Barbara Walters Death
Walters preparing for her own funeral as she is ready for her demise
Published: 22nd October 2018
The ninety-year-old is at the fag end of her life and is now planning for her funeral, as per a report by Radar Online. An insider said:
“Barbara is a total control freak, so it should be no surprise that she’s producing her funeral,”
She is putting in every detail of her funeral rites-venue, flowers, musical performance, and guests. Already, a video package has been prepared and it highlights her life and career. She had written, edited, and documented the steps of her funeral to the minutest detail.

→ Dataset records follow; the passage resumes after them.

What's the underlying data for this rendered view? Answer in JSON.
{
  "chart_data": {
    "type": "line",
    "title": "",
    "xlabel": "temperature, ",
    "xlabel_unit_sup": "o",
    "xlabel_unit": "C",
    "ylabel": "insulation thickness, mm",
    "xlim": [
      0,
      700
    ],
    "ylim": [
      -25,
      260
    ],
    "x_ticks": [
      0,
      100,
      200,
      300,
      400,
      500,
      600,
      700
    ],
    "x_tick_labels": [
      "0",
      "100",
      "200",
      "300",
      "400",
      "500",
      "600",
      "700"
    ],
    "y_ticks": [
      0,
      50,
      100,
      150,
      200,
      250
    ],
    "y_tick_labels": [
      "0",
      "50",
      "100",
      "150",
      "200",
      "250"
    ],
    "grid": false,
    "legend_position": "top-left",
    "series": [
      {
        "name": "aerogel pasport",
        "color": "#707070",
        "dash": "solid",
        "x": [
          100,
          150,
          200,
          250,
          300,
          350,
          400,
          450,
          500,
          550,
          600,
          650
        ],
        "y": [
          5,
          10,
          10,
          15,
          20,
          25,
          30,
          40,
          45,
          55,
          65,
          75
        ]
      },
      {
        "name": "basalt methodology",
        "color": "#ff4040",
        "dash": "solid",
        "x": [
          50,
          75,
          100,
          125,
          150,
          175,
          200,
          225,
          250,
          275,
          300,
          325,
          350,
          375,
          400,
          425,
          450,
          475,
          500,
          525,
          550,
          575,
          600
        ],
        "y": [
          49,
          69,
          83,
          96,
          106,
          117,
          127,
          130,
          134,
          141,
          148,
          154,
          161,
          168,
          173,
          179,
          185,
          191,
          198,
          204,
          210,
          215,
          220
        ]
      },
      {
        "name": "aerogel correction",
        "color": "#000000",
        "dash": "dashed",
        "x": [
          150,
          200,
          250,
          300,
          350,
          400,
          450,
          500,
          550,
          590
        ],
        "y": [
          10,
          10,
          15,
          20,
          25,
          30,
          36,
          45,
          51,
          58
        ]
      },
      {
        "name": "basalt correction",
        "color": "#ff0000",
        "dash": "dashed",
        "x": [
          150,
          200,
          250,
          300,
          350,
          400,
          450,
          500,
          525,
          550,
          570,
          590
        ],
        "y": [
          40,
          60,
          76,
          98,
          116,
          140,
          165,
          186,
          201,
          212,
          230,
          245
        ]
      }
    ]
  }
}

Her last appearance in public was in mid-2016. She had earlier stopped taking visitors but now has eased the entry for her friends and fans since she feels that it might be the last time that her friends and fans might meet her. She is ready for her death and feels that she has lived well and to the fullest.
Barbara Walters Height and Weight
Walters stands at a height of 5 feet 5 inches (1.65 meters) and weighs 125 lbs (57 Kg).
Barbara Walters Education
Waltersjoined Lawrence School, a public school in Brookline, Massachusetts, till the middle of her fifth grade, when her father relocated the family to Miami Beach in 1939. In their new location, she then attended another public school. She went for her eighth-grade education at Ethical Culture Fieldston School after her father moved the family to New York City.
The family then relocated back to Miami Beach shortly afterward before relocating to New York City again. For her high school studies, Walters went to Birch Wathen School and graduated in 1947 with a B.A. in English from Sarah Lawrence College in 1951.
Barbara Walters Family
Walters was born to Dena Seletsky and Louis Walters (born Louis Abraham Warmwater). She has a brother: Burton Walters and two sisters: Walda Walters Anderson and Jacqueline Walters.
Barbara Walters Husband
Walters has been married three times, Robert Henry Katz, a business executive, and former Navy lieutenant was her first husband. The duo wed on 20th June 1955 at The Plaza Hotel in New York City. They reportedly had an annulment in 1957, 11 months later.
She the got married to her second husband, Lee Guber, a theatrical producer and theater owner on 8th December 1963. The duo however got divorced in 1976 and have one daughter, Jacqueline Dena Guber. She was born in 1968 and adopted in the same year.
In 1981, she got married to Merv Adelson, the CEO of Lorimar Television. The duo too got divorced in 1984 and remarried again in 1986 but got divorced a second time in 1992.
Barbara Walters Daughter
Walters and her second ex-husband, theatrical producer Lee Guber adopted a baby girl that named Jacqueline Dena after Walters’ sister and mother. Not much however is known about Jacqueline as she has managed to keep off the spotlight. This is partly because of her mother’s fame which has had some negative impact on her life.
She says that she had a troubled childhood being the daughter of a popular person. She was involved in substance abuse for years as well as partying as a teenager. She was sent in the wilderness of Idaho for an intervention program by her mother and spent three years getting herself together. At 18, she took up her father’s last name to hide from her mother’s fame.
Barbara has also admitted that she has not had a good relationship with her daughter. She said, “On your deathbed, are you going to say, ‘I wish I spent more time in the office?’ No. You’ll say, ‘I wish I spent more time with my family,’ and I do feel that way. I wish I had spent more time with my Jackie.”